Last modified: 2011-11-29 03:21:02 UTC
Created attachment 7778 [details] Patch to fix issues on Mediawiki DTD Hi, I'm trying to validate a Mediawiki XML file against its DTD file but the validation is failing. I'm trying using PHP DOMDocument, I haven't tried the validation with other tools so I can't be sure if the problem is on PHP or Mediawiki XML file, but I guess it is more likely to be on Mediawiki. I'm testing with the attached script (testMediawikiXml.php). When I try to validate the XML from http://en.wikipedia.org/wiki/Special:Export/Train I get the following error: Element '{http://www.w3.org/2001/XMLSchema}element': The attribute 'name' is required but missing This error can be fixed by commenting line 119 of http://www.mediawiki.org/xml/export-0.4.xsd. The content of this line is: <element minOccurs="0" maxOccurs="1" type="mw:DiscussionThreadingInfo" /> I guess the best solution is to add the "name" attribute but I haven't investigate and I don't know much about DTD to know what should be the value of the "name" attribute. If I try to run the script again another error occurs: Element '{http://www.mediawiki.org/xml/export-0.4/}namespace', attribute 'case': The attribute 'case' is not allowed. To fix this one I have added the following line below line 92: <attribute name="case" type="string" /> After those two changes to the DTD file I'm able to validate the XML file. I'm attaching the script I'm using to test and a patch with the changes I made to the DTD file. I guess that the second change is ok but the first issue need to be properly fixed (instead of just commenting the line).

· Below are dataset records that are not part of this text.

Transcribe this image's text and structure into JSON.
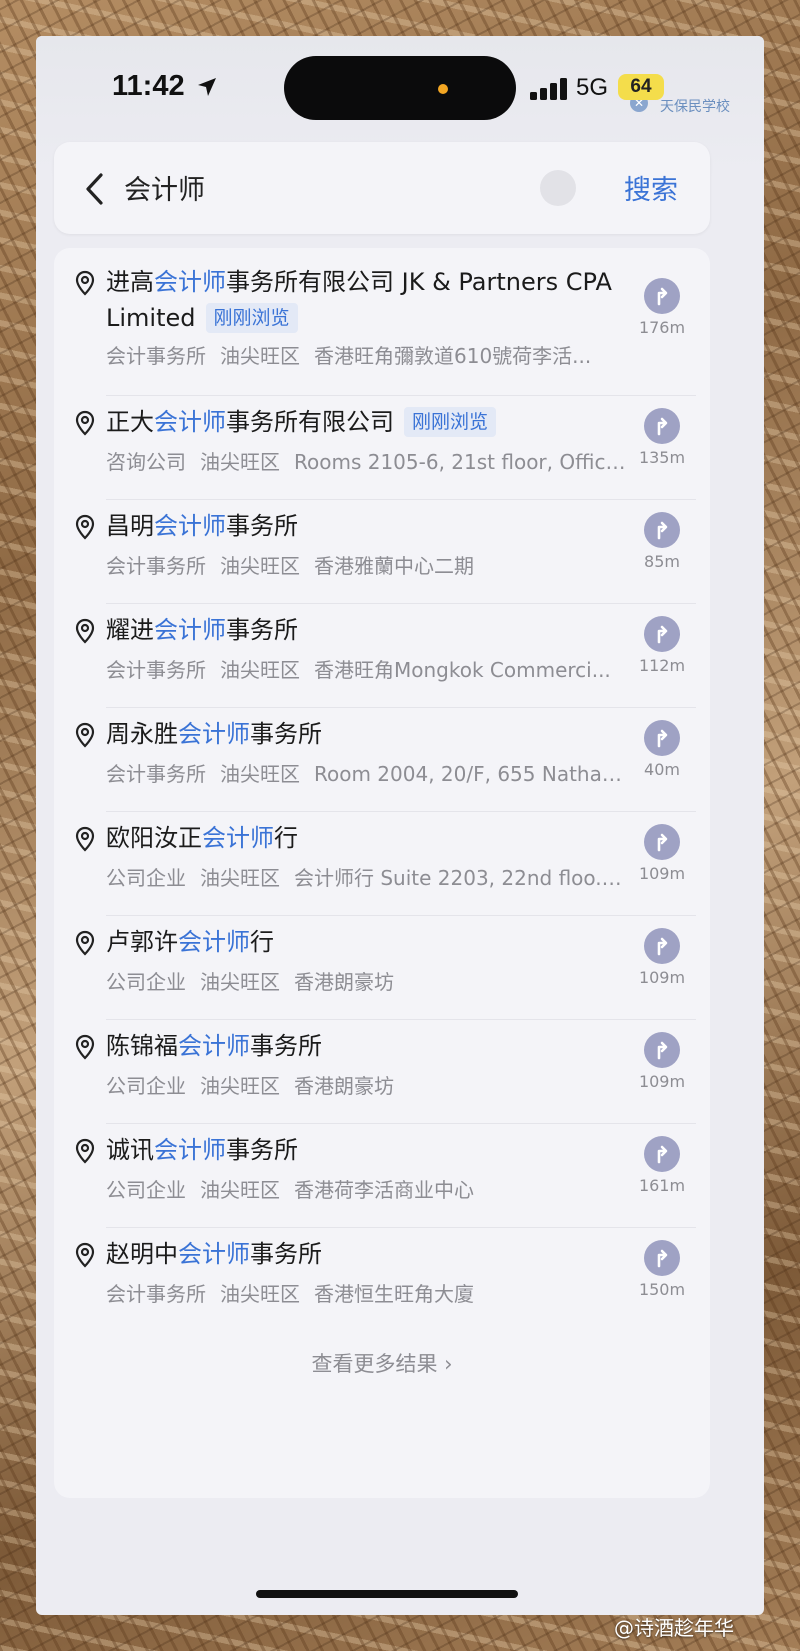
{
  "status_bar": {
    "time": "11:42",
    "network": "5G",
    "battery": "64",
    "map_label": "天保民学校"
  },
  "search": {
    "query": "会计师",
    "search_button": "搜索"
  },
  "results": [
    {
      "name_before": "进高",
      "name_highlight": "会计师",
      "name_after": "事务所有限公司 JK & Partners CPA Limited",
      "tag": "刚刚浏览",
      "category": "会计事务所",
      "district": "油尖旺区",
      "address": "香港旺角彌敦道610號荷李活...",
      "distance": "176m"
    },
    {
      "name_before": "正大",
      "name_highlight": "会计师",
      "name_after": "事务所有限公司",
      "tag": "刚刚浏览",
      "category": "咨询公司",
      "district": "油尖旺区",
      "address": "Rooms 2105-6, 21st floor, Offic...",
      "distance": "135m"
    },
    {
      "name_before": "昌明",
      "name_highlight": "会计师",
      "name_after": "事务所",
      "tag": "",
      "category": "会计事务所",
      "district": "油尖旺区",
      "address": "香港雅蘭中心二期",
      "distance": "85m"
    },
    {
      "name_before": "耀进",
      "name_highlight": "会计师",
      "name_after": "事务所",
      "tag": "",
      "category": "会计事务所",
      "district": "油尖旺区",
      "address": "香港旺角Mongkok Commerci...",
      "distance": "112m"
    },
    {
      "name_before": "周永胜",
      "name_highlight": "会计师",
      "name_after": "事务所",
      "tag": "",
      "category": "会计事务所",
      "district": "油尖旺区",
      "address": "Room 2004, 20/F, 655 Natha...",
      "distance": "40m"
    },
    {
      "name_before": "欧阳汝正",
      "name_highlight": "会计师",
      "name_after": "行",
      "tag": "",
      "category": "公司企业",
      "district": "油尖旺区",
      "address": "会计师行 Suite 2203, 22nd floo...",
      "distance": "109m"
    },
    {
      "name_before": "卢郭许",
      "name_highlight": "会计师",
      "name_after": "行",
      "tag": "",
      "category": "公司企业",
      "district": "油尖旺区",
      "address": "香港朗豪坊",
      "distance": "109m"
    },
    {
      "name_before": "陈锦福",
      "name_highlight": "会计师",
      "name_after": "事务所",
      "tag": "",
      "category": "公司企业",
      "district": "油尖旺区",
      "address": "香港朗豪坊",
      "distance": "109m"
    },
    {
      "name_before": "诚讯",
      "name_highlight": "会计师",
      "name_after": "事务所",
      "tag": "",
      "category": "公司企业",
      "district": "油尖旺区",
      "address": "香港荷李活商业中心",
      "distance": "161m"
    },
    {
      "name_before": "赵明中",
      "name_highlight": "会计师",
      "name_after": "事务所",
      "tag": "",
      "category": "会计事务所",
      "district": "油尖旺区",
      "address": "香港恒生旺角大廈",
      "distance": "150m"
    }
  ],
  "more_results": "查看更多结果 ›",
  "watermark": "@诗酒趁年华",
  "colors": {
    "accent": "#3a73d6",
    "nav_button": "#9fa2c4",
    "battery": "#f4dd4b"
  }
}
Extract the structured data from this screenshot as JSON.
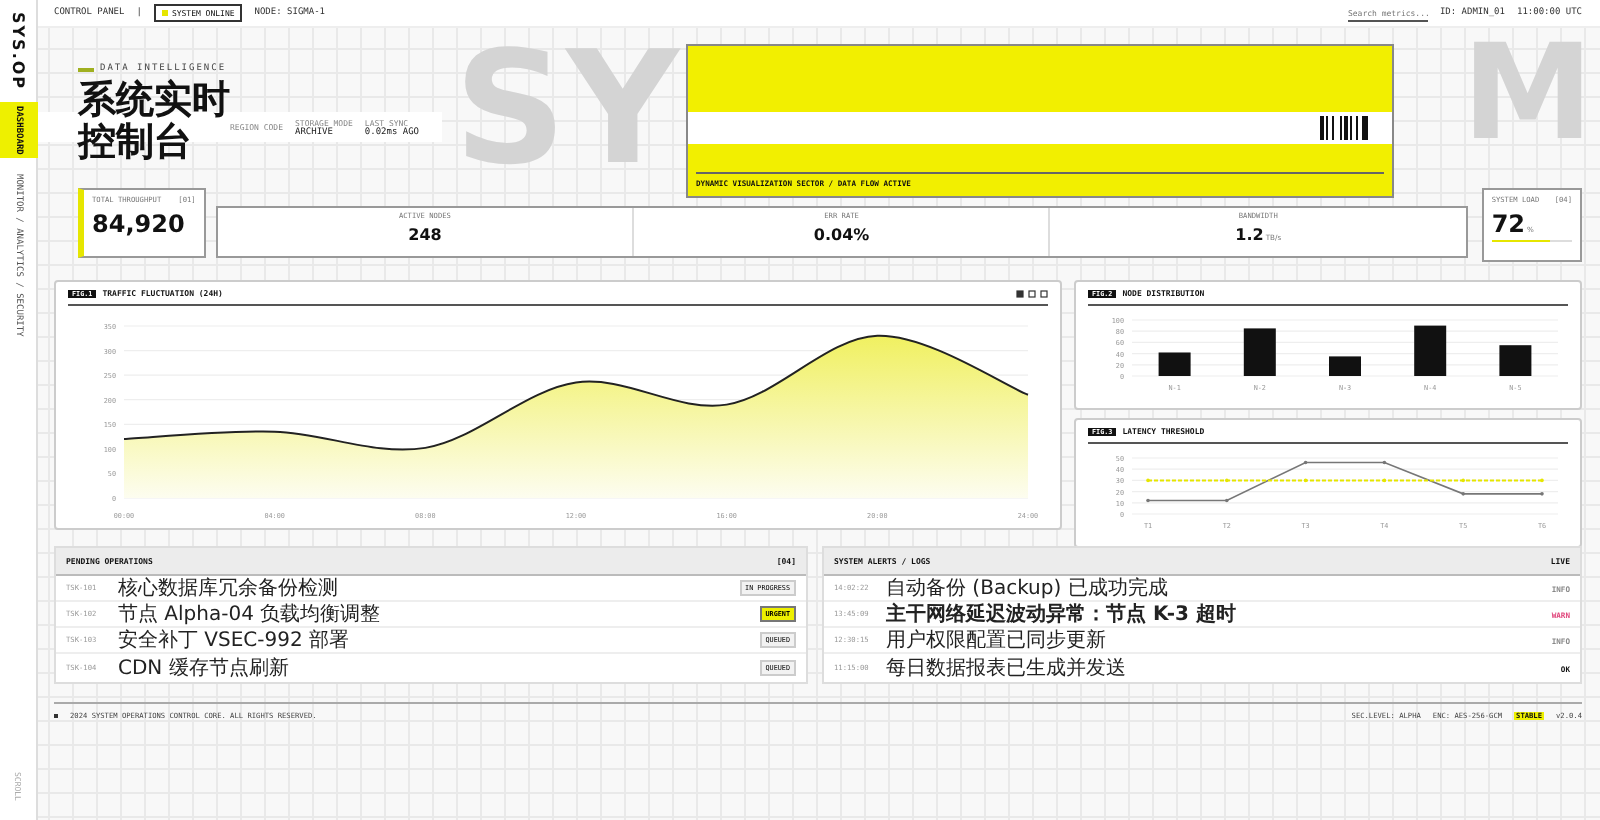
{
  "sidebar": {
    "logo": "SYS.OP",
    "nav_items": [
      {
        "label": "DASHBOARD",
        "selected": true
      },
      {
        "label": "MONITOR / ANALYTICS / SECURITY",
        "selected": false
      }
    ],
    "footer_label": "SCROLL"
  },
  "top_bar": {
    "section": "CONTROL PANEL",
    "separator": "|",
    "status_badge": "SYSTEM ONLINE",
    "node": "NODE: SIGMA-1",
    "search": {
      "placeholder": "Search metrics..."
    },
    "user_id": "ID: ADMIN_01",
    "time": "11:00:00 UTC"
  },
  "backdrop_texts": [
    "SY",
    "M"
  ],
  "header": {
    "eyebrow": "DATA INTELLIGENCE",
    "title_lines": [
      "系统实时",
      "控制台"
    ],
    "meta": [
      {
        "label": "REGION CODE"
      },
      {
        "label": "STORAGE MODE",
        "value": "ARCHIVE"
      },
      {
        "label": "LAST SYNC",
        "value": "0.02ms AGO"
      }
    ]
  },
  "banner": {
    "caption": "DYNAMIC VISUALIZATION SECTOR / DATA FLOW ACTIVE"
  },
  "stats": [
    {
      "label": "TOTAL THROUGHPUT",
      "index": "[01]",
      "value": "84,920"
    },
    {
      "label": "ACTIVE NODES",
      "value": "248"
    },
    {
      "label": "ERR RATE",
      "value": "0.04%"
    },
    {
      "label": "BANDWIDTH",
      "value": "1.2",
      "unit": "TB/s"
    }
  ],
  "system_load": {
    "label": "SYSTEM LOAD",
    "index": "[04]",
    "value": "72",
    "unit": "%",
    "level": 0.72
  },
  "traffic_chart": {
    "tag": "FIG.1",
    "title": "TRAFFIC FLUCTUATION (24H)",
    "chart_data": {
      "type": "area",
      "categories": [
        "00:00",
        "04:00",
        "08:00",
        "12:00",
        "16:00",
        "20:00",
        "24:00"
      ],
      "series": [
        {
          "color": "#222222",
          "values": [
            120,
            135,
            102,
            235,
            190,
            330,
            210
          ]
        }
      ],
      "ylim": [
        0,
        350
      ],
      "yticks": [
        0,
        50,
        100,
        150,
        200,
        250,
        300,
        350
      ],
      "grid": true
    }
  },
  "node_chart": {
    "tag": "FIG.2",
    "title": "NODE DISTRIBUTION",
    "chart_data": {
      "type": "bar",
      "categories": [
        "N-1",
        "N-2",
        "N-3",
        "N-4",
        "N-5"
      ],
      "series": [
        {
          "color": "#111111",
          "values": [
            42,
            85,
            35,
            90,
            55
          ]
        }
      ],
      "ylim": [
        0,
        100
      ],
      "yticks": [
        0,
        20,
        40,
        60,
        80,
        100
      ],
      "grid": true
    }
  },
  "latency_chart": {
    "tag": "FIG.3",
    "title": "LATENCY THRESHOLD",
    "chart_data": {
      "type": "line",
      "categories": [
        "T1",
        "T2",
        "T3",
        "T4",
        "T5",
        "T6"
      ],
      "series": [
        {
          "color": "#777777",
          "values": [
            12,
            12,
            46,
            46,
            18,
            18
          ]
        },
        {
          "color": "#e6e600",
          "values": [
            30,
            30,
            30,
            30,
            30,
            30
          ],
          "line_style": "dashed"
        }
      ],
      "ylim": [
        0,
        50
      ],
      "yticks": [
        0,
        10,
        20,
        30,
        40,
        50
      ],
      "grid": true
    }
  },
  "pending": {
    "title": "PENDING OPERATIONS",
    "count": "[04]",
    "rows": [
      {
        "id": "TSK-101",
        "title": "核心数据库冗余备份检测",
        "status": "IN PROGRESS",
        "urgent": false
      },
      {
        "id": "TSK-102",
        "title": "节点 Alpha-04 负载均衡调整",
        "status": "URGENT",
        "urgent": true
      },
      {
        "id": "TSK-103",
        "title": "安全补丁 VSEC-992 部署",
        "status": "QUEUED",
        "urgent": false
      },
      {
        "id": "TSK-104",
        "title": "CDN 缓存节点刷新",
        "status": "QUEUED",
        "urgent": false
      }
    ]
  },
  "alerts": {
    "title": "SYSTEM ALERTS / LOGS",
    "live": "LIVE",
    "rows": [
      {
        "time": "14:02:22",
        "message": "自动备份 (Backup) 已成功完成",
        "level": "INFO",
        "color": "#888888",
        "emphasis": false
      },
      {
        "time": "13:45:09",
        "message": "主干网络延迟波动异常：节点 K-3 超时",
        "level": "WARN",
        "color": "#e0457b",
        "emphasis": true
      },
      {
        "time": "12:30:15",
        "message": "用户权限配置已同步更新",
        "level": "INFO",
        "color": "#888888",
        "emphasis": false
      },
      {
        "time": "11:15:00",
        "message": "每日数据报表已生成并发送",
        "level": "OK",
        "color": "#111111",
        "emphasis": false
      }
    ]
  },
  "footer": {
    "copyright": "2024 SYSTEM OPERATIONS CONTROL CORE. ALL RIGHTS RESERVED.",
    "items": [
      "SEC.LEVEL: ALPHA",
      "ENC: AES-256-GCM"
    ],
    "state": "STABLE",
    "version": "v2.0.4"
  }
}
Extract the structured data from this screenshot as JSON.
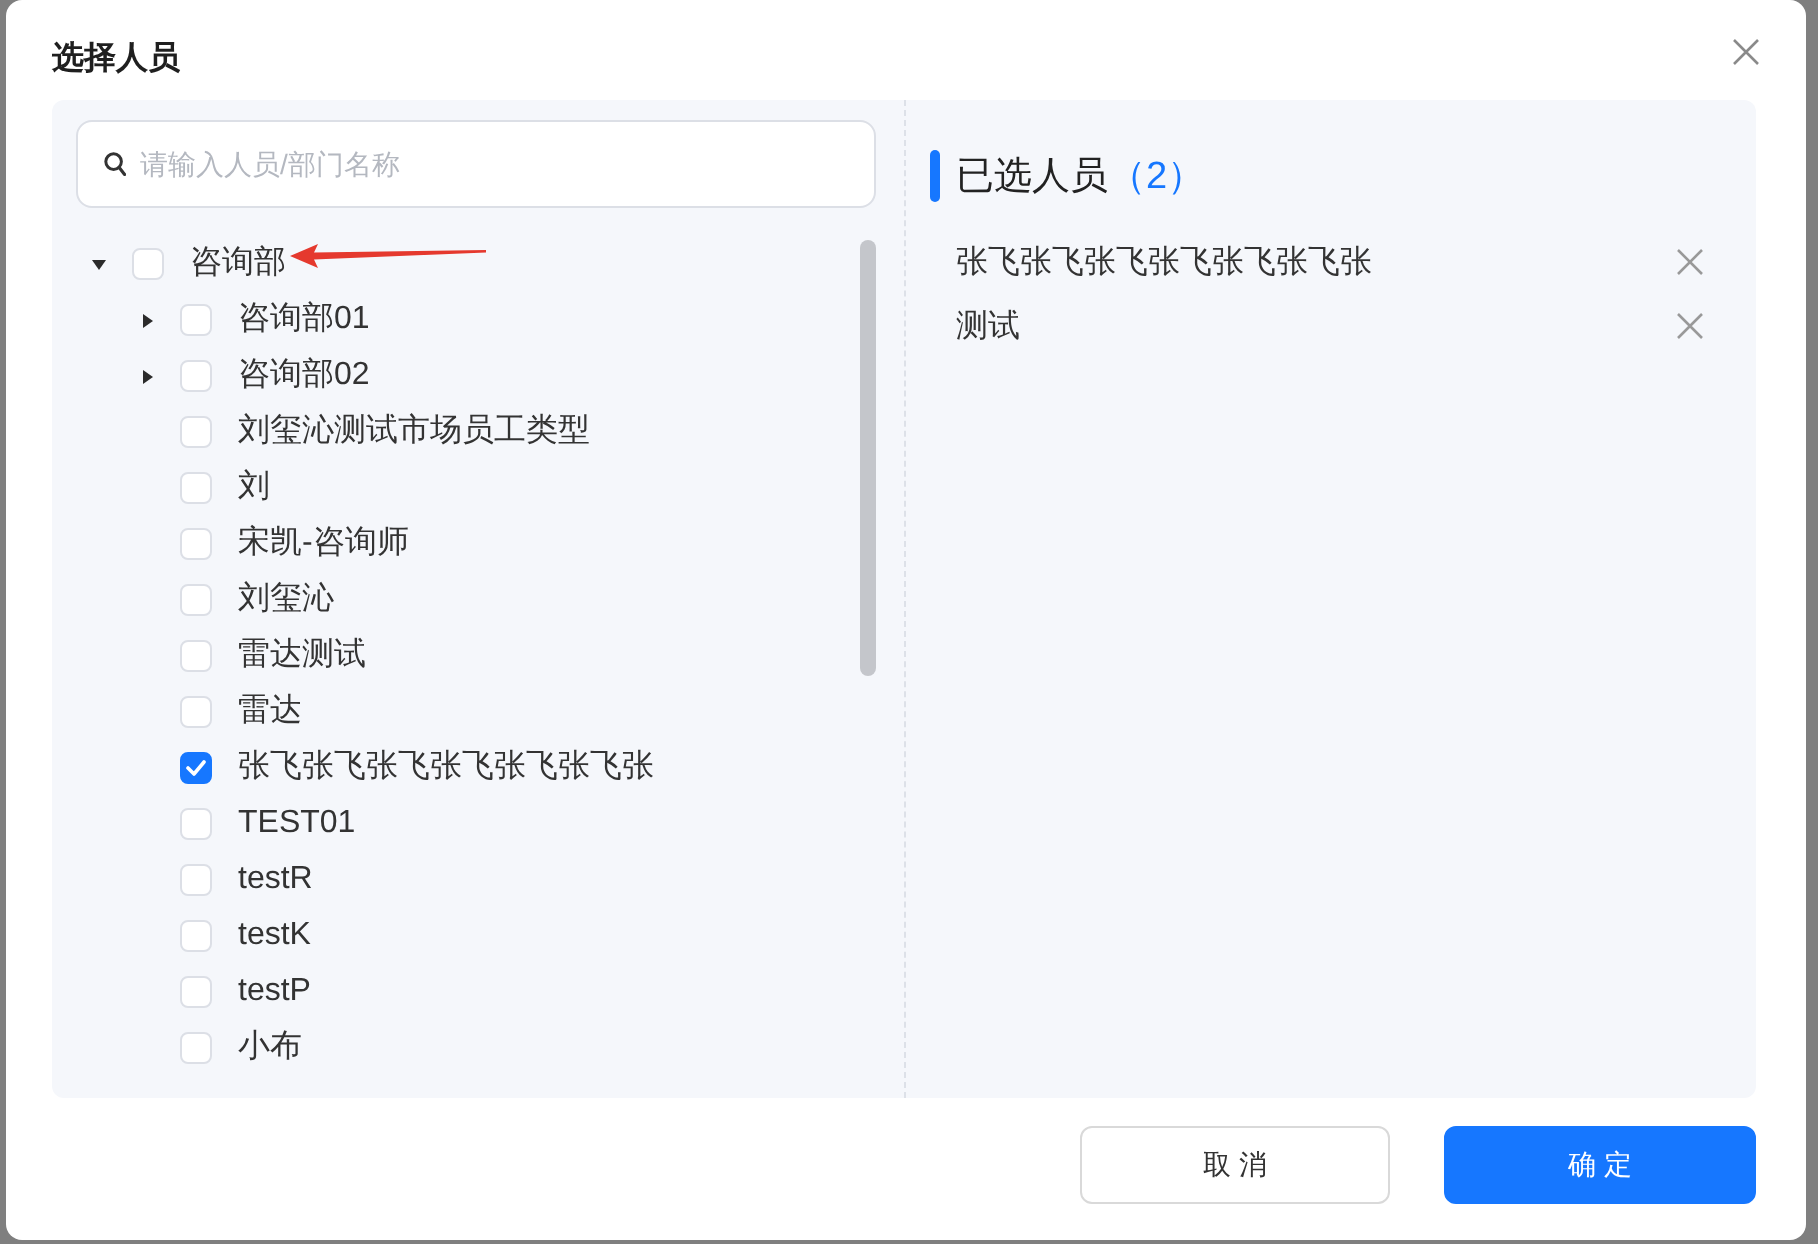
{
  "dialog": {
    "title": "选择人员"
  },
  "search": {
    "placeholder": "请输入人员/部门名称"
  },
  "tree": [
    {
      "label": "咨询部",
      "kind": "department",
      "expanded": true,
      "checked": false,
      "annotation": {
        "kind": "arrow"
      },
      "children": [
        {
          "label": "咨询部01",
          "kind": "department",
          "expanded": false,
          "checked": false
        },
        {
          "label": "咨询部02",
          "kind": "department",
          "expanded": false,
          "checked": false
        },
        {
          "label": "刘玺沁测试市场员工类型",
          "kind": "person",
          "checked": false
        },
        {
          "label": "刘",
          "kind": "person",
          "checked": false
        },
        {
          "label": "宋凯-咨询师",
          "kind": "person",
          "checked": false
        },
        {
          "label": "刘玺沁",
          "kind": "person",
          "checked": false
        },
        {
          "label": "雷达测试",
          "kind": "person",
          "checked": false
        },
        {
          "label": "雷达",
          "kind": "person",
          "checked": false
        },
        {
          "label": "张飞张飞张飞张飞张飞张飞张",
          "kind": "person",
          "checked": true
        },
        {
          "label": "TEST01",
          "kind": "person",
          "checked": false
        },
        {
          "label": "testR",
          "kind": "person",
          "checked": false
        },
        {
          "label": "testK",
          "kind": "person",
          "checked": false
        },
        {
          "label": "testP",
          "kind": "person",
          "checked": false
        },
        {
          "label": "小布",
          "kind": "person",
          "checked": false
        }
      ]
    }
  ],
  "selected": {
    "title": "已选人员",
    "count": "（2）",
    "items": [
      {
        "name": "张飞张飞张飞张飞张飞张飞张"
      },
      {
        "name": "测试"
      }
    ]
  },
  "buttons": [
    {
      "label": "取 消",
      "kind": "secondary"
    },
    {
      "label": "确 定",
      "kind": "primary"
    }
  ]
}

Thanks, Rodrigo.
Created attachment 7779 [details] Script used to test the validation
Tomasz, weren't you the one that last messed around with this?
These are both fine in trunk and 1.16wmf4. However, the XSD file in /usr/local/apache/common/docroot/mediawiki/xml needs updating and I'm not sure how to sync files from there to the cluster. Tweaking to be a shell request bug.
File has been sync'd to the servers and purged from squid. Should validate now.